At a lunchtime rehearsal, it was easy to see choir members relax and brighten as the singing started, as though they had shed burdens, found new energy.

Carroll said the choir helps build camaraderie across departments. Mechanic is the only doctor. The group also includes a transport worker, nurse navigators, a genetic counselor, and fund-raisers.

Michelle Rodoletz, a Fox Chase psychologist, said singing together created a shared energy that's more powerful than singing alone. "You can practice yoga at home. You can sing in the shower, but there is something about coming together as group," she said.

Andrea Forman, a genetic counselor, said singing in harmony always made her feel better. "I like to think that it brings a human element to a cancer center with this scary word in the middle of our name," she said.
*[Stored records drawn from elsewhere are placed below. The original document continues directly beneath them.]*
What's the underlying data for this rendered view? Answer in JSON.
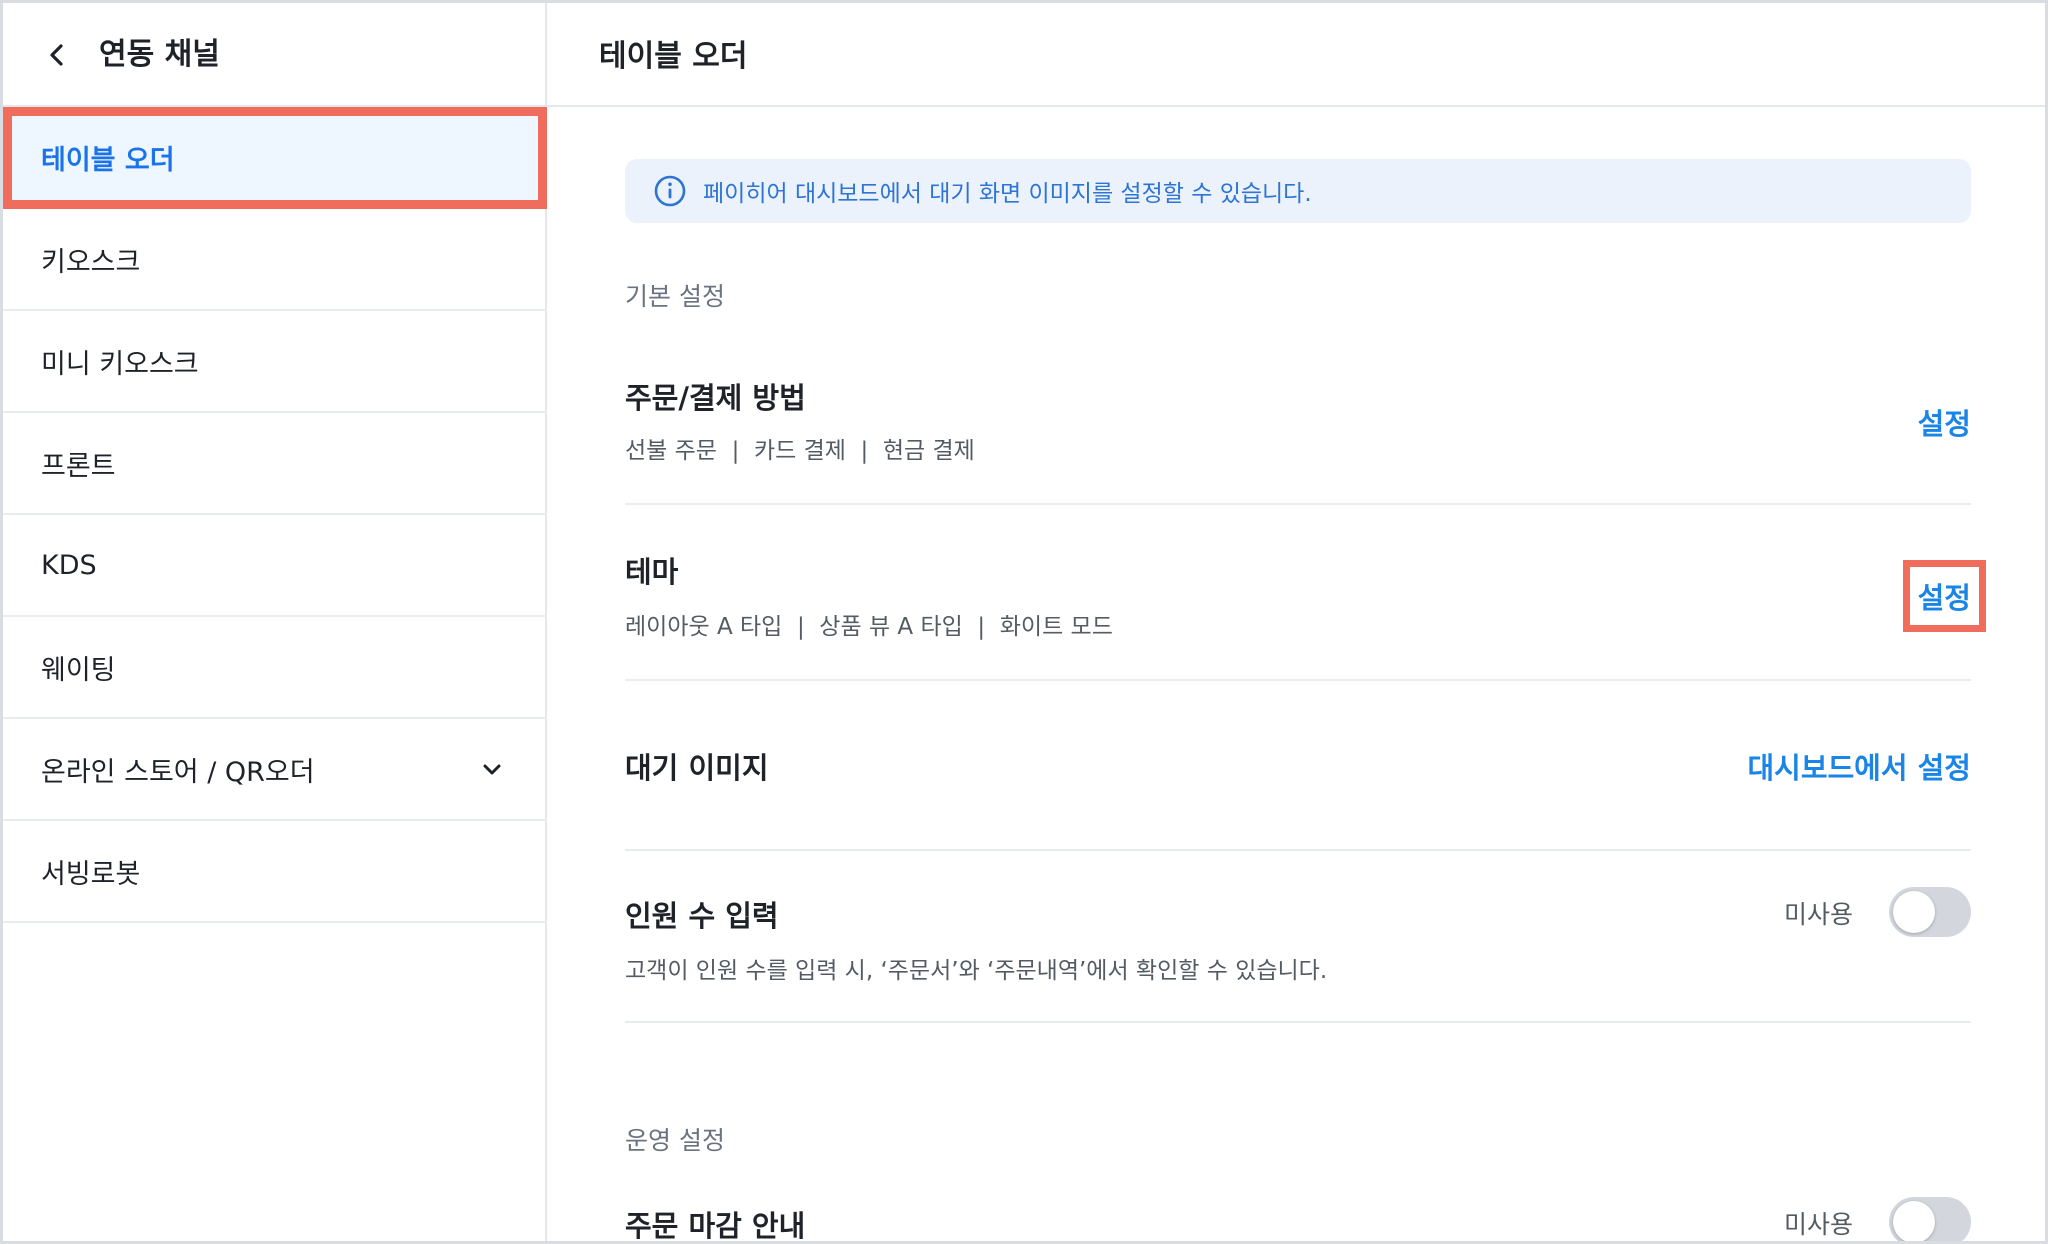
{
  "sidebar": {
    "title": "연동 채널",
    "items": [
      {
        "label": "테이블 오더"
      },
      {
        "label": "키오스크"
      },
      {
        "label": "미니 키오스크"
      },
      {
        "label": "프론트"
      },
      {
        "label": "KDS"
      },
      {
        "label": "웨이팅"
      },
      {
        "label": "온라인 스토어 / QR오더"
      },
      {
        "label": "서빙로봇"
      }
    ]
  },
  "main": {
    "title": "테이블 오더",
    "info_text": "페이히어 대시보드에서 대기 화면 이미지를 설정할 수 있습니다.",
    "basic_section": "기본 설정",
    "order_payment": {
      "title": "주문/결제 방법",
      "subtitle": "선불 주문  |  카드 결제  |  현금 결제",
      "action": "설정"
    },
    "theme": {
      "title": "테마",
      "subtitle": "레이아웃 A 타입  |  상품 뷰 A 타입  |  화이트 모드",
      "action": "설정"
    },
    "standby_image": {
      "title": "대기 이미지",
      "action": "대시보드에서 설정"
    },
    "party_size": {
      "title": "인원 수 입력",
      "subtitle": "고객이 인원 수를 입력 시, ‘주문서’와 ‘주문내역’에서 확인할 수 있습니다.",
      "status": "미사용",
      "enabled": false
    },
    "operation_section": "운영 설정",
    "order_close": {
      "title": "주문 마감 안내",
      "status": "미사용",
      "enabled": false
    }
  },
  "colors": {
    "accent": "#1a85e6",
    "active_bg": "#eef6ff",
    "highlight": "#f06c5d",
    "info_bg": "#ebf2fc"
  }
}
The room where patients get chemotherapy was the first stop for caroling. Even late in the day, many sat quietly or dozed as drugs dripped into their veins.

Eleanor Finch, who was getting a blood transfusion after chemo for ovarian cancer, appeared delighted as the group sang "Silver Bells." "I love it because I sing in my church and since I've been sick, I haven't been singing," she said. "This is wonderful."

A man across from her seemed to sleep through the set and the smattering of applause that followed the mini-concert. But as the choir said goodbye, he raised his head. "Thank you," he said.